A "healthy" piston aero engine with duplicated, "healthy", ignition systems is able to run at high power on one of those systems. Indeed, if it's a certified engine, it's part of the certification basis.

When your engine is at high power at altitude, it's on the cardiovascular version of a treadmill. If you have an engine monitor connected to it, you're measuring many of its vital signs.

If any part of your ignition system has any small problem that is slowly getting bigger, the most likely time at which it will first manifest itself is at high power, high altitude, LOP. The most effective way to narrow the problem down is to run each mag separately in those conditions.

(Other developing problems, like small changes in static timing, will often first manifest themselves in unusually high CHTs at high power during climb.)

These problems can be diagnosed and fixed before they become the equivalent of a heart attack.

The most recent real-life in-flight ignition system problem I had only manifested itself at 9,500'. I diagnosed the problem with a magneto check. The problem disappeared passing 8.500' on descent and the system tested perfectly on a "standard" ground magneto check. But the problem was still there, was fixed, and therefore was prevented from getting any worse and doing more damage to the ignition system.

Almost all ignition system problems don't need to be left to develop to such an extent that an engine "fails" a "standard" ground magneto check. Once it's got that bad, it's almost certain that the engine hadn't been performing as well as it should have, for a long time beforehand.
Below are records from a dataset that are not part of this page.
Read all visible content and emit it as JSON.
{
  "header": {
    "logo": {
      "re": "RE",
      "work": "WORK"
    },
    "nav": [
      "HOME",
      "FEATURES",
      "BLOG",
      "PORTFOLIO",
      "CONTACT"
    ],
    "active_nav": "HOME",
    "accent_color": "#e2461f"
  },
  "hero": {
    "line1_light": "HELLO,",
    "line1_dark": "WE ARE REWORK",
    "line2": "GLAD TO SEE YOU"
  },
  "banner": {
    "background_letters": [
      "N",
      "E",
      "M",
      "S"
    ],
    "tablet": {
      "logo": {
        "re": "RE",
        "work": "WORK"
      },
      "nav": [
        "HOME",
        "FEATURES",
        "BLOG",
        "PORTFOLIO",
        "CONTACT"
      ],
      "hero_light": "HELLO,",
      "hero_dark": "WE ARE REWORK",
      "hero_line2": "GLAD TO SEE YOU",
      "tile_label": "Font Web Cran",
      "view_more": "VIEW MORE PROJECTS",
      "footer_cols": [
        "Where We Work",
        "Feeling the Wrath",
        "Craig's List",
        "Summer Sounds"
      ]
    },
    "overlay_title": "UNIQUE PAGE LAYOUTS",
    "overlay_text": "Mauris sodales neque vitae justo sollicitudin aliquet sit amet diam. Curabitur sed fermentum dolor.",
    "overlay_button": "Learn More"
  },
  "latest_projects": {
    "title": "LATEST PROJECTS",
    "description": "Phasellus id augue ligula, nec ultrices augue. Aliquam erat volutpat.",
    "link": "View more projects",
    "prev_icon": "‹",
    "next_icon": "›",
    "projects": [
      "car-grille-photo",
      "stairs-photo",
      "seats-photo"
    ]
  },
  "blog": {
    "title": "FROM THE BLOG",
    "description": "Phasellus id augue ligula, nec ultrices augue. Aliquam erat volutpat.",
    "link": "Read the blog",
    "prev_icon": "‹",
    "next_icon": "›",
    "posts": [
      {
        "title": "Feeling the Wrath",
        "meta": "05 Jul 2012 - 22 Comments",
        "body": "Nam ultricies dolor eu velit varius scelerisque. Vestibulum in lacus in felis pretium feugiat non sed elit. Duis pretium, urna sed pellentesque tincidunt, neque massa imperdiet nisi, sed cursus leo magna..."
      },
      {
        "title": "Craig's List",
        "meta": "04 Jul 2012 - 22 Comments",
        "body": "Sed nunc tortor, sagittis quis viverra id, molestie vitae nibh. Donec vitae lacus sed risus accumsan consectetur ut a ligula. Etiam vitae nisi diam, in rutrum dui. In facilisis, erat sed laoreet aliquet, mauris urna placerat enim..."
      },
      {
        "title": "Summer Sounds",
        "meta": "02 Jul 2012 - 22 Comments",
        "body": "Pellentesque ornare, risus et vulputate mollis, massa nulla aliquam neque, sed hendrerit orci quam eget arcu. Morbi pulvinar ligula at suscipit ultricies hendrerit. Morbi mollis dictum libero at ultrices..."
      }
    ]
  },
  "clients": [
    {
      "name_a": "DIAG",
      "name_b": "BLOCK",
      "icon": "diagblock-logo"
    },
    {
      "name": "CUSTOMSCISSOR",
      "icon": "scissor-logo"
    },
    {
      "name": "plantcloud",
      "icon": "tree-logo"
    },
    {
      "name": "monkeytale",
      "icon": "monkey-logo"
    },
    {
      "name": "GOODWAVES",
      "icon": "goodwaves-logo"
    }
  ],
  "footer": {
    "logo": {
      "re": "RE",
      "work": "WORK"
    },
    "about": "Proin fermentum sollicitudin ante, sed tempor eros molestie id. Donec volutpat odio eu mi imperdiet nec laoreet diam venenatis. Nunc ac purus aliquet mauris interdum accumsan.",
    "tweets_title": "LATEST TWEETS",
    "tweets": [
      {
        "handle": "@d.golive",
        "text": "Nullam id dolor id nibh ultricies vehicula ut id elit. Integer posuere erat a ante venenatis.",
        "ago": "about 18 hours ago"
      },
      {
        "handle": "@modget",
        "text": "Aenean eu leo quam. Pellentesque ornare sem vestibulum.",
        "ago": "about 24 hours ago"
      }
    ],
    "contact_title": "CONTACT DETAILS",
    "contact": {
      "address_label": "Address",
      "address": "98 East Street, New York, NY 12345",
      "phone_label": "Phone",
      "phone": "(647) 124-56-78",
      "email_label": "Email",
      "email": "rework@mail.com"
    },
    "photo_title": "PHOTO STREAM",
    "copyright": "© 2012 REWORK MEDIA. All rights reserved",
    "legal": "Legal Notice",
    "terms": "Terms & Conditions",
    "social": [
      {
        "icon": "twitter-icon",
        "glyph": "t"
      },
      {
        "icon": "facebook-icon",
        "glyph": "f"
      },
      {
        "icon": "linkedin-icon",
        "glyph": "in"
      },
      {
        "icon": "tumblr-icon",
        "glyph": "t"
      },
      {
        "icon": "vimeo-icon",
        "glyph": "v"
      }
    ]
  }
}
In the case of the perceived risks of doing an in-flight mag check that shows one magneto is "dead", think about how it's possible for the aircraft to have got to that state in the air in the first place, without the pilot knowing. If it's really the case that the aircraft had a genuinely random in-flight failure resulting in a completely dead magneto, even an aircraft without an engine monitor is going to "tell" the pilot something is "not quite right". And then the pilot's going to do, what? A mag check, among other checks...

But I get it now: It's dangerous to do an in-flight mag check on an engine whose monitor and trend data shows it's currently healthy, but not dangerous to be blissfully ignorant of the fact that you're flying along with a "dead magneto".

Eddie: what type of engines fitted to what aircraft, precisely, stop rotating in flight when the mags are switched off or the fuel runs out? I'm yet to find any aircraft piston engine that can be stopped rotating in flight, other than by switching off the mags or fuel and stalling the aircraft.